On top of this, there is the cost of the referendum. In response to a question I tabled earlier this year the Minister for Public Expenditure and Reform, Deputy Brendan Howlin, stated the cost of holding a referendum on one item, with no other election on the same day, was over €14 million. This referendum will not take one cent off the level of cuts to be imposed in the next three years. In fact, because the deficit targets are not being changed, it will increase the size of the required cuts by over €14 million. This is €14 million extra from schools, hospitals and policing at a time when every cent counts. If a primary concern of ours is to save the State as much money as possible in its time of greatest need, abandoning this referendum would be the appropriate start.

In a ridiculous comment last week the Taoiseach said we should abolish the Seanad because it had not stopped the financial crisis. As the man who was the leader of the largest Opposition party for the six years before the crisis, the Taoiseach was in a much stronger position to advocate alternative policies than any Senator. The record shows that he demanded even more spending, less tax and did not propose policies which would have avoided the crisis. In the years before 2008 Dáil Éireann spent more time debating a Fine Gael proposal on greyhound doping than debating financial regulation. The Taoiseach knows enough about the Constitution to know that the Seanad is precluded from having any power on matters of tax and expenditure. He is attacking it for failing to use powers it did not have.

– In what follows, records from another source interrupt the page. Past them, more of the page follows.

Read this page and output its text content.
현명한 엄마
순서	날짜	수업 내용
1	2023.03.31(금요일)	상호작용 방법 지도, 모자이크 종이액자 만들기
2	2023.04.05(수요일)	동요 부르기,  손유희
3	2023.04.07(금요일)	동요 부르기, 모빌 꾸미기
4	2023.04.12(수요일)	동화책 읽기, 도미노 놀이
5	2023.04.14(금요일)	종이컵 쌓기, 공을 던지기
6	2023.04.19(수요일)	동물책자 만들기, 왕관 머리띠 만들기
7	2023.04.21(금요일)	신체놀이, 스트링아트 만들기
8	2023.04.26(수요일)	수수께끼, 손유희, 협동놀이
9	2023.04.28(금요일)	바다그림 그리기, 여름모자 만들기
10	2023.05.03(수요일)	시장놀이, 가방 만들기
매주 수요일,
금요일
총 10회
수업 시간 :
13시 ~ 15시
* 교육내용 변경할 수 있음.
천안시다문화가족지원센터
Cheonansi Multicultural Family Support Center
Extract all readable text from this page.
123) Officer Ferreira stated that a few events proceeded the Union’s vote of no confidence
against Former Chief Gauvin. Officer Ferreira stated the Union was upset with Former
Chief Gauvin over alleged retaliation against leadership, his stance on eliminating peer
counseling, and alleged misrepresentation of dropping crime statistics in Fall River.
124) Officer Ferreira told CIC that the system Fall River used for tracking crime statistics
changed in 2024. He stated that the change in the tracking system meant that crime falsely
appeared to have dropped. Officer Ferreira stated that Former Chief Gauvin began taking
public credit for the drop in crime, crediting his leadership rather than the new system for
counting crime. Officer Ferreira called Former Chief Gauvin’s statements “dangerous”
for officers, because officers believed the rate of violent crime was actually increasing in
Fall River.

The Taoiseach is also promoting a view of the Seanad as being without achievements. This is a travesty of history. During the years many distinguished Irish men and women have served in the Seanad and made a significant and positive contribution to Irish life. The Seanad has provided an essential forum for diverse opinions which would otherwise have had no voice in public life. On a more practical level, it has performed the role of a substantial contributor to legislation. The majority of Bills which the Seanad is empowered to amend are amended there. Equally, the Seanad regularly amends Bills which have already been passed by the Dáil. Only if one believes thousands of amendments have been irrelevant can one argue that the Seanad has failed to play an important role in legislation. The Government has made many empty claims during its term to date, but none can match the idea that halving the opportunities to review legislation will deliver better legislation.

I have never been a Member of the Seanad, but I brought a great deal of legislation through that House and have responded to many of its debates. Seanad debates are always more civil and generally more informed than those held in the Dáil. As a matter of course they discourage partisan comments.